The first time I arrived at the court to obtain a restraining order, I was alone, without a lawyer. I was so confused, it isn’t that I didn’t know what I was going to do I did know, but the experience of entering a place like this… It was confusing and I recoiled. Thankfully there was a kind secretary at the reception, and she explained how the proceedings work. Afterward, I went into the hearing and requested what I needed and I received the restraining order immediately.
Really, I didn’t know what would be my path, I knew the situation was bad, and that I could not continue the way things were. But I didn’t consider myself as a divorcee, really not. On one hand, I didn’t know what I really wanted.
After perhaps two months, my husband began divorce proceedings. His objective was to force me to return home. There were discussions related to Shalom Bayit and other secondary issues. I asked for alimony but from the beginning, there was no discussion since this would “harm” our Shalom Bayit.
After a four-month separation, we both returned home. During this same period, I still did not know what I wanted for myself. My husband pressured me, other people who lived around us intervened, and the court encouraged us to return. They didn’t pressure us or tell us what to do, but they directed us to return home. They also recommended a therapist to guide us. If I’m not mistaken, they actually recommended three different therapists. Each time, my husband had a different complaint. The therapist wanted justification for the complaint, and each therapist wanted an opinion from the prior therapist.
So we were together again for half a year and during this time no decisions were made and our case was frozen. But, problems that always exist and are not treated become worse. After half a year, I again left home for the last time. I still didn’t intend to divorce. There was repeated violence from which I suffered until I was at the end of my rope. There was non-stop shouting, quarreling, and beatings. One time I had the courage to call my parents and tell them what happened. They came and took me with them. I was confused and helpless. I didn’t have any idea of what to do.
Less than three months after that we reopened the court case for both support and to arrange for protection. I’m not sure if at this point there was further discussion about Shalom Beit or divorce. I didn’t want any further connection with him, and yet when we spoke through intermediaries, I set the condition that should we ever return home, there would have to be extensive therapy.
During this time, I was in a zig-zag pattern, and he would agree and then not agree to go for therapy. The Beit Din was also involved but he wouldn’t take a stand. Whenever one of us would suggest the name of a therapist, the Beit Din said, “ok, go see him”, but if one of us was opposed the court said, “OK, you are opposed.” The court just went along with us.
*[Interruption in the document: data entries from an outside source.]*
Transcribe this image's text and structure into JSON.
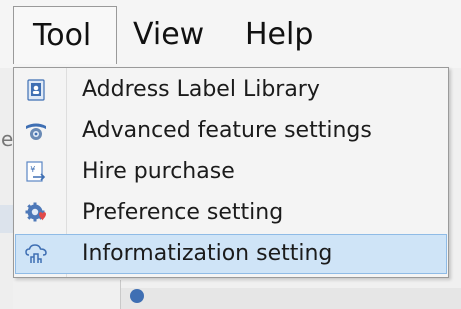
{
  "menubar": {
    "items": [
      {
        "label": "Tool"
      },
      {
        "label": "View"
      },
      {
        "label": "Help"
      }
    ]
  },
  "tool_menu": {
    "items": [
      {
        "label": "Address Label Library",
        "icon": "address-book-icon"
      },
      {
        "label": "Advanced feature settings",
        "icon": "advanced-settings-icon"
      },
      {
        "label": "Hire purchase",
        "icon": "hire-purchase-icon"
      },
      {
        "label": "Preference setting",
        "icon": "preference-gear-icon"
      },
      {
        "label": "Informatization setting",
        "icon": "informatization-cloud-icon",
        "highlighted": true
      }
    ]
  },
  "background": {
    "partial_text": "e"
  },
  "colors": {
    "highlight_bg": "#cfe4f7",
    "highlight_border": "#8fbbe6",
    "menu_bg": "#f4f4f4",
    "icon_blue": "#3f6fb3",
    "icon_red": "#e04a4a"
  }
}
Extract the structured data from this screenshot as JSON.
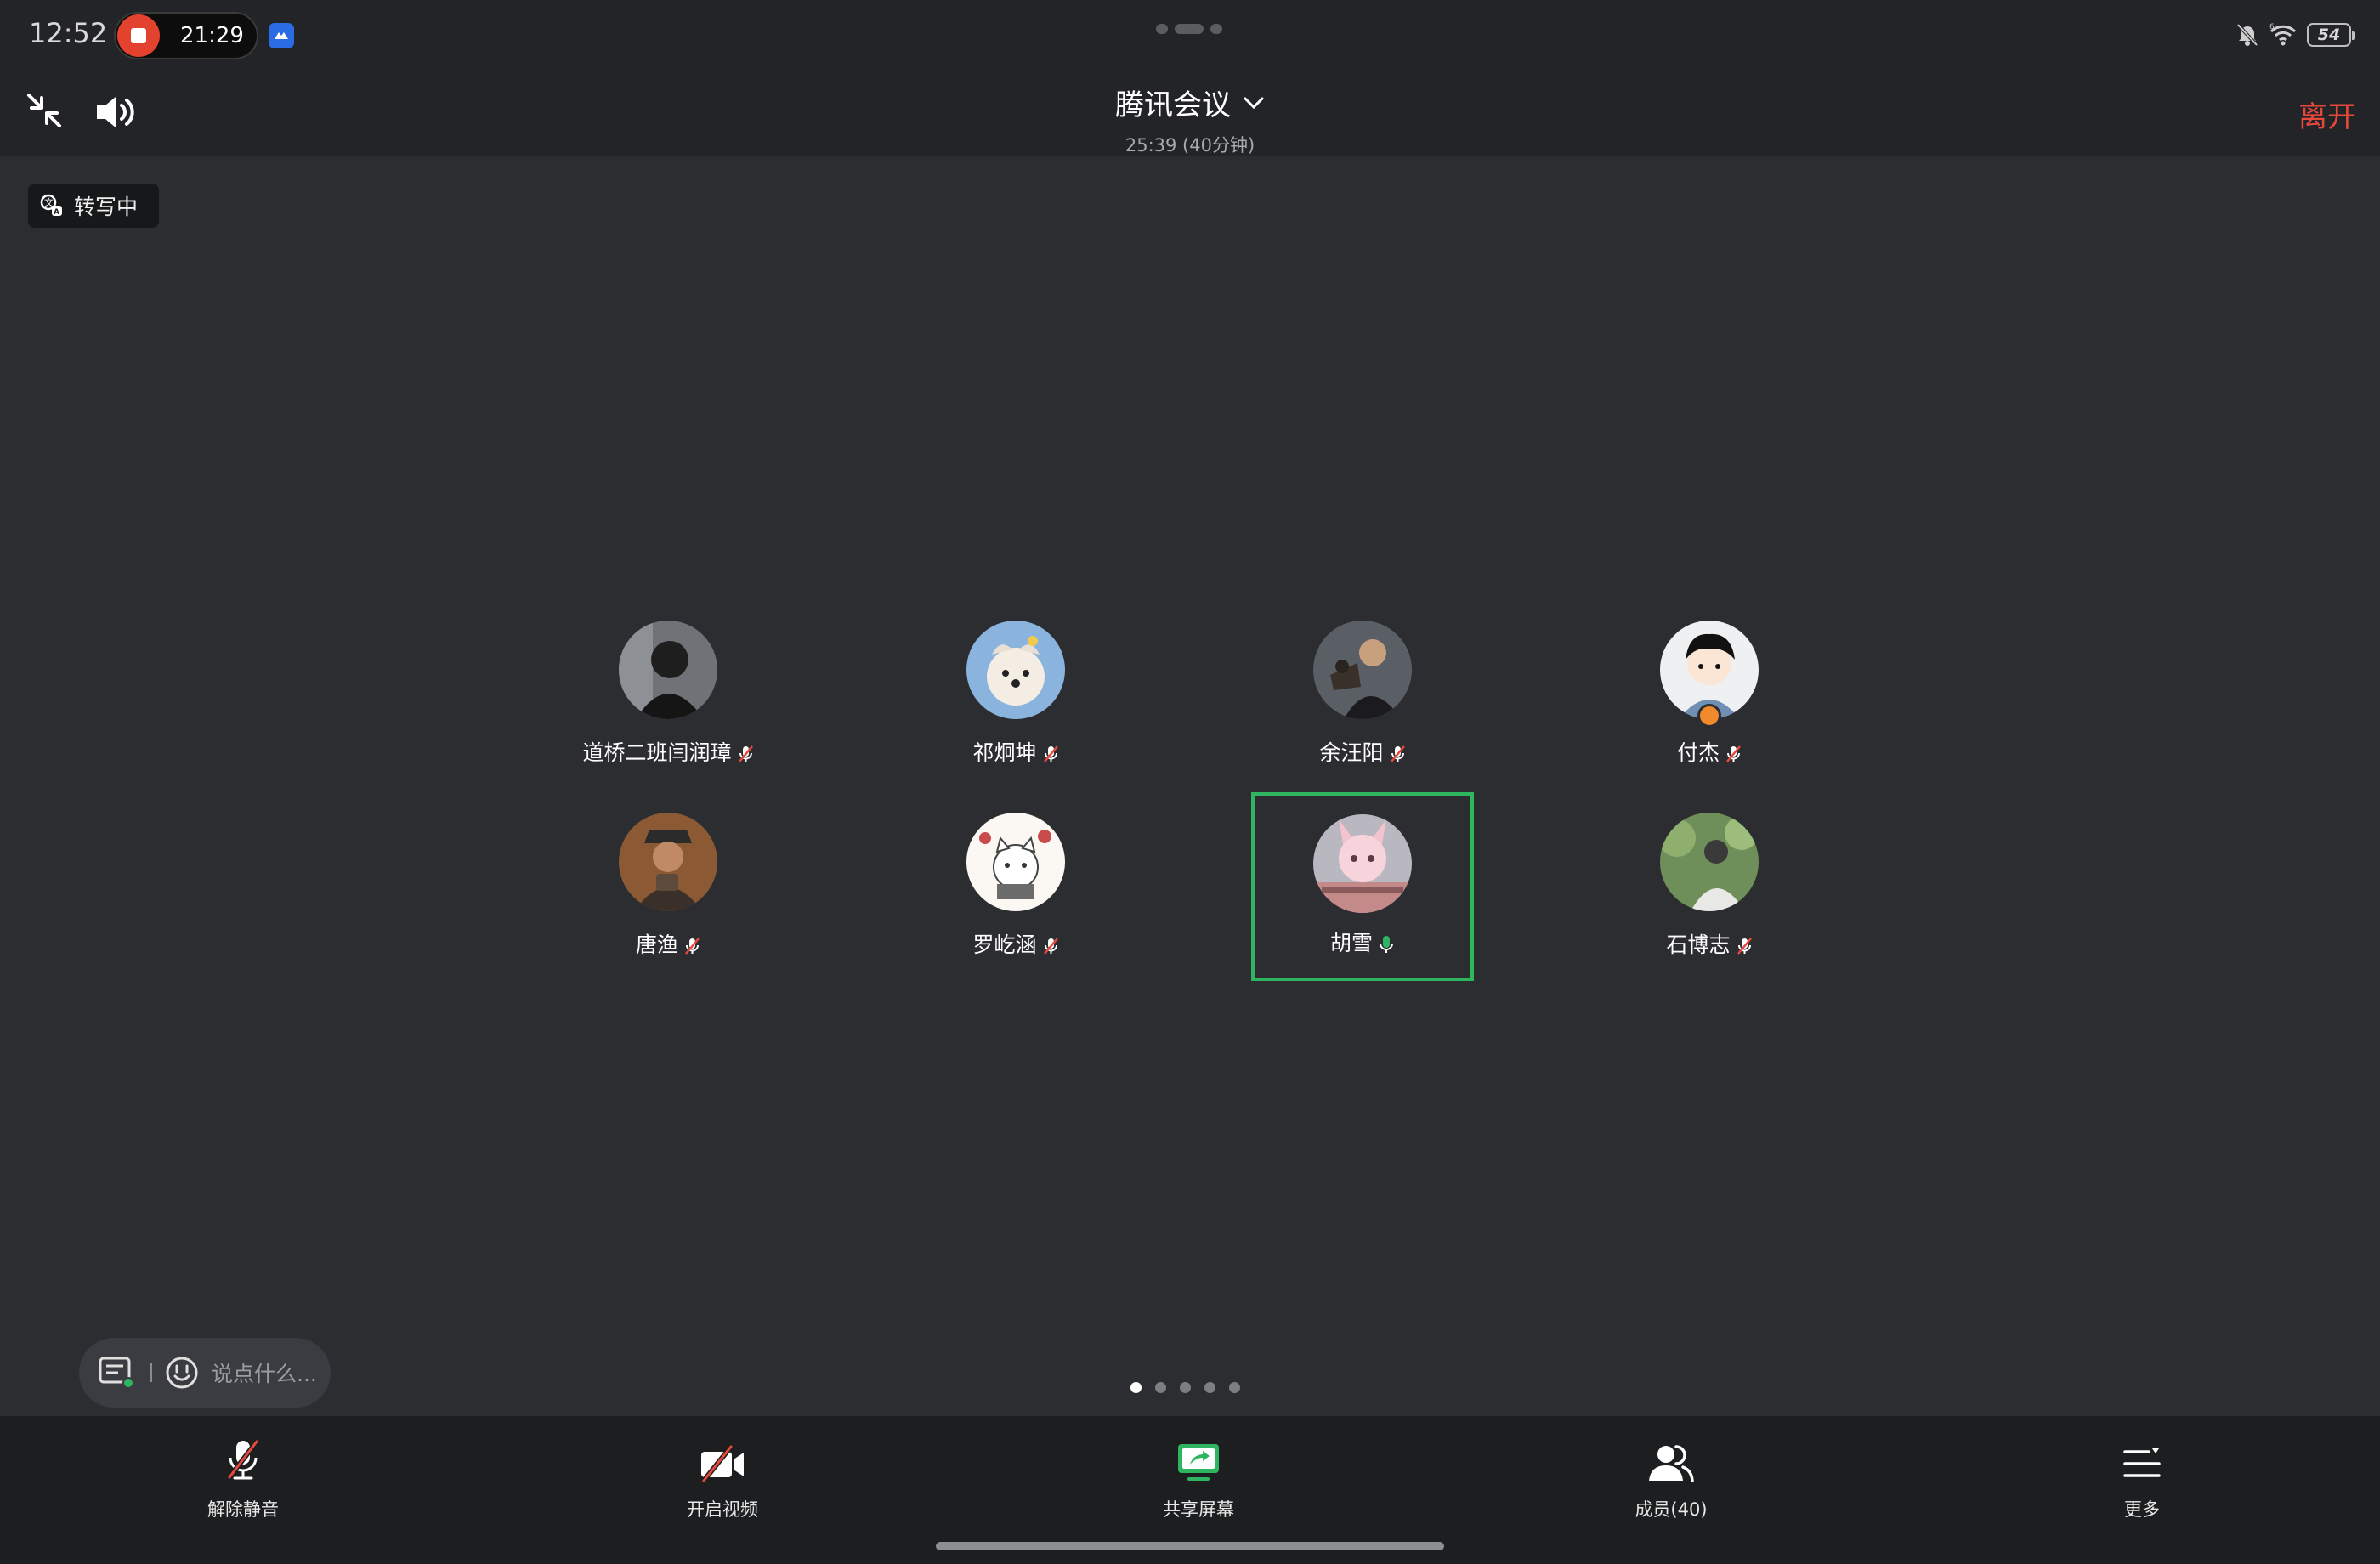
{
  "status_bar": {
    "time": "12:52",
    "recording_time": "21:29",
    "battery": "54"
  },
  "header": {
    "title": "腾讯会议",
    "subtitle": "25:39 (40分钟)",
    "leave_label": "离开"
  },
  "transcribe_badge": "转写中",
  "participants": [
    {
      "name": "道桥二班闫润璋",
      "mic": "muted"
    },
    {
      "name": "祁炯坤",
      "mic": "muted"
    },
    {
      "name": "余汪阳",
      "mic": "muted"
    },
    {
      "name": "付杰",
      "mic": "muted",
      "host": true
    },
    {
      "name": "唐渔",
      "mic": "muted"
    },
    {
      "name": "罗屹涵",
      "mic": "muted"
    },
    {
      "name": "胡雪",
      "mic": "on",
      "speaking": true
    },
    {
      "name": "石博志",
      "mic": "muted"
    }
  ],
  "chat": {
    "placeholder": "说点什么..."
  },
  "pagination": {
    "pages": 5,
    "current": 1
  },
  "toolbar": {
    "unmute": "解除静音",
    "video": "开启视频",
    "share": "共享屏幕",
    "members": "成员(40)",
    "more": "更多"
  },
  "colors": {
    "leave": "#e8483c",
    "speaking_frame": "#2fb560",
    "share_icon": "#2fb560",
    "muted_slash": "#e8483c"
  }
}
After half a year, the court sent us to a division due to my husbands’ continued negativity. There we met with a social worker. Perhaps we met once or twice, I can’t exactly remember. The social worker helped me to understand there’s nothing for me to expect from this marriage. After half a year of deliberation and uncertainty, the concluding statement of the social worker was that the therapy I underwent myself showed that I really wasn’t interested in continuing the marriage.
I told this to the Beit Din and they scheduled a meeting for three months later. Only then did I decide to ask for a Get. I thought it was good that the procedure took so long because it gave me time to come to terms with my decision. From the moment I decided that I wanted a Get, I thought that it was good that this decision was not made in haste.
During the initial divorce proceeding, I remember that two of the judges really agreed with me. The third judge who was the head of the court tried to persuade us to make peace. He sat with me alone, then with my husband, and then with both of us together. At this point, it was clear that the marriage was over.
I made it very clear to the Judge, as best as I could but he tried to convince me otherwise. Luckily, he didn’t make a decision, but he tried.
During this time, the Head of Court changed. With the new Judge, I was certain that everything would be fine. He was caring and responsive. From that point on there was a hearing every three weeks. The judges worked very hard, and I felt that their purpose was to grant me a Get. They were obligated to do so. There were a few times, maybe three that my ex didn’t arrive and so he was slapped with a large fine. I understood from my lawyer that this was an unusual action. The next time, the fine would be increased so that he would give the get.
In general, the assistance I received from the Judges was excellent. I understand that this specific Beit Din was excellent, but in other cases, it is completely different. I felt I was heard, and they really read the material before coming to judgment, especially since I wasn’t new to them. I felt they weren’t just going through the motions and that was it. They did this wholeheartedly. I felt I was treated fairly, and I wasn’t forced to do something I didn’t want to do.
Finally, there was agreement. But on the day of the Get, we were in court 8 hours; hours of rough fighting, because he didn’t want to give me the Get. This was horrible. We enlisted the help of some judges to speak to him, and some of his family that they should speak with him, and the Court went through a great deal of effort. One of the Judges desperately tried to get him to grant the divorce, he worked so patiently.
Today I am finally divorced for three months.